To say I was excited to see Tully (2018) is a gross understatement. I was so excited I could barely taste the olive oil popcorn I was shoving into my mouth by the handful. While I was eager to experience another Jason Reitman-directed picture, having thoroughly enjoyed Juno (2007) and Up in the Air (2009), it was Diablo Cody’s screenplay that I was most looking forward to. I fell in love with Cody after reading her 2005 memoir Candy Girl: A Year in the Life of an Unlikely Stripper, which chronicles the transition she took in her young womanhood from tedious secretarial work to amateur stripping.

Cody’s prose is biting and self-deprecating, and she embraces her misfit femininity with ferocity. I could not wait for her next dose of sarcastic dialogue and unashamed social critique. I was not disappointed. Tully centres on the life of Marlo (Charlize Theron), a wife and mother of two children, with a third child on the way. It is obvious that she loves her children deeply, though her surprise pregnancy and son’s behavioural issues have begun to gnaw at her zeal for life. After her daughter Mia is born, Marlo begins to pine for a bygone era of youth, freedom, and possibility. Marlo’s wealthy brother Craig (Mark Duplass) buys her a night nanny, Tully (Mackenzie Davis), to ease her depression.

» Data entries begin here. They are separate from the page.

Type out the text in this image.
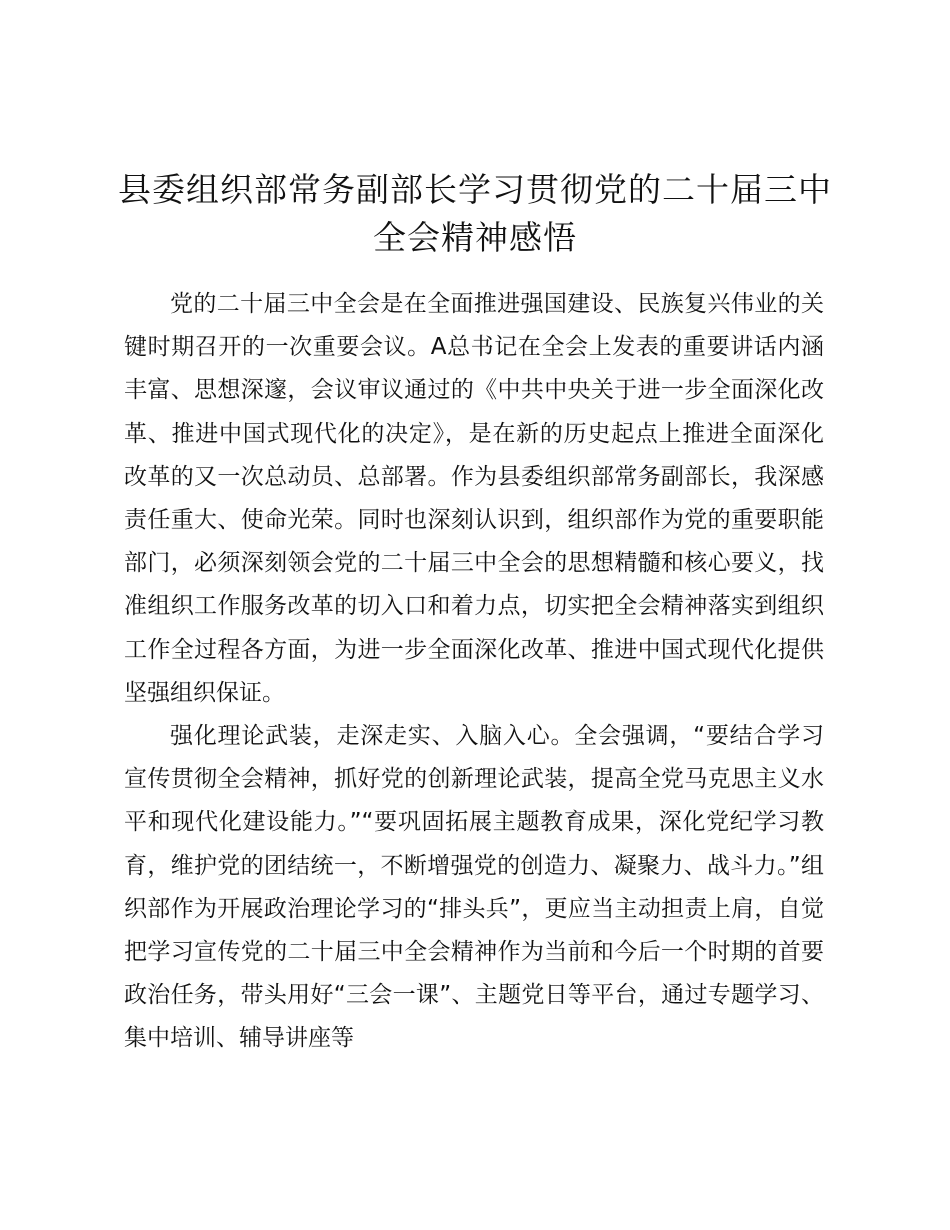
县委组织部常务副部长学习贯彻党的二十届三中全会精神感悟

党的二十届三中全会是在全面推进强国建设、民族复兴伟业的关键时期召开的一次重要会议。A总书记在全会上发表的重要讲话内涵丰富、思想深邃，会议审议通过的《中共中央关于进一步全面深化改革、推进中国式现代化的决定》，是在新的历史起点上推进全面深化改革的又一次总动员、总部署。作为县委组织部常务副部长，我深感责任重大、使命光荣。同时也深刻认识到，组织部作为党的重要职能部门，必须深刻领会党的二十届三中全会的思想精髓和核心要义，找准组织工作服务改革的切入口和着力点，切实把全会精神落实到组织工作全过程各方面，为进一步全面深化改革、推进中国式现代化提供坚强组织保证。

强化理论武装，走深走实、入脑入心。全会强调，“要结合学习宣传贯彻全会精神，抓好党的创新理论武装，提高全党马克思主义水平和现代化建设能力。”“要巩固拓展主题教育成果，深化党纪学习教育，维护党的团结统一，不断增强党的创造力、凝聚力、战斗力。”组织部作为开展政治理论学习的“排头兵”，更应当主动担责上肩，自觉把学习宣传党的二十届三中全会精神作为当前和今后一个时期的首要政治任务，带头用好“三会一课”、主题党日等平台，通过专题学习、集中培训、辅导讲座等
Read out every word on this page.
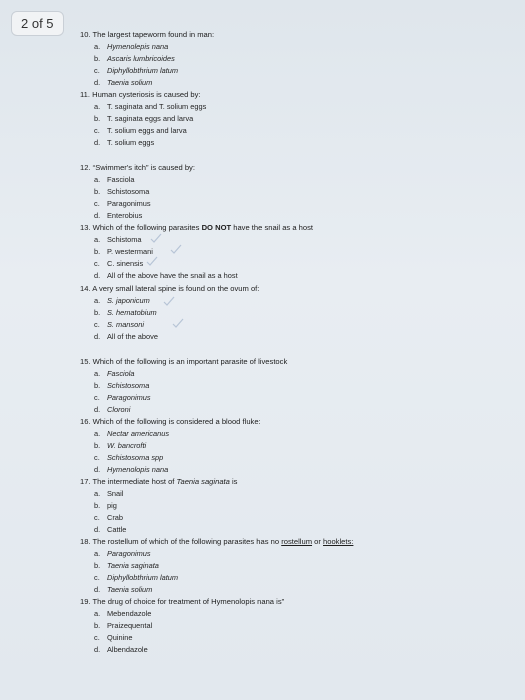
10. The largest tapeworm found in man:
a. Hymenolepis nana
b. Ascaris lumbricoides
c. Diphyllobthrium latum
d. Taenia solium
11. Human cysteriosis is caused by:
a. T. saginata and T. solium eggs
b. T. saginata eggs and larva
c. T. solium eggs and larva
d. T. solium eggs
12. “Swimmer's itch” is caused by:
a. Fasciola
b. Schistosoma
c. Paragonimus
d. Enterobius
13. Which of the following parasites DO NOT have the snail as a host
a. Schistoma
b. P. westermani
c. C. sinensis
d. All of the above have the snail as a host
14. A very small lateral spine is found on the ovum of:
a. S. japonicum
b. S. hematobium
c. S. mansoni
d. All of the above
15. Which of the following is an important parasite of livestock
a. Fasciola
b. Schistosoma
c. Paragonimus
d. Cloroni
16. Which of the following is considered a blood fluke:
a. Nectar americanus
b. W. bancrofti
c. Schistosoma spp
d. Hymenolopis nana
17. The intermediate host of Taenia saginata is
a. Snail
b. pig
c. Crab
d. Cattle
18. The rostellum of which of the following parasites has no rostellum or hooklets:
a. Paragonimus
b. Taenia saginata
c. Diphyllobthrium latum
d. Taenia solium
19. The drug of choice for treatment of Hymenolopis nana is”
a. Mebendazole
b. Praizequental
c. Quinine
d. Albendazole
2 of 5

The two women develop a fiercely unique friendship, and Marlo begins to embody the “normal” role of glowing new mother. Though this film sounds like a hum drum foray into family drama, a twist emerges from left-field and spins the whole story onto itself, though I won’t divulge any spoilers here. Theron’s performance is something to behold. Marlo’s quick, cynical quips feel like they were destined to fall from Theron’s lips, and you could feel the exasperation oozing from her bleak, mournful eyes. You do not need to be a mother to enjoy this film. It is a funny, tragic, and deeply enlightening commentary on the trials and tribulations of just being you.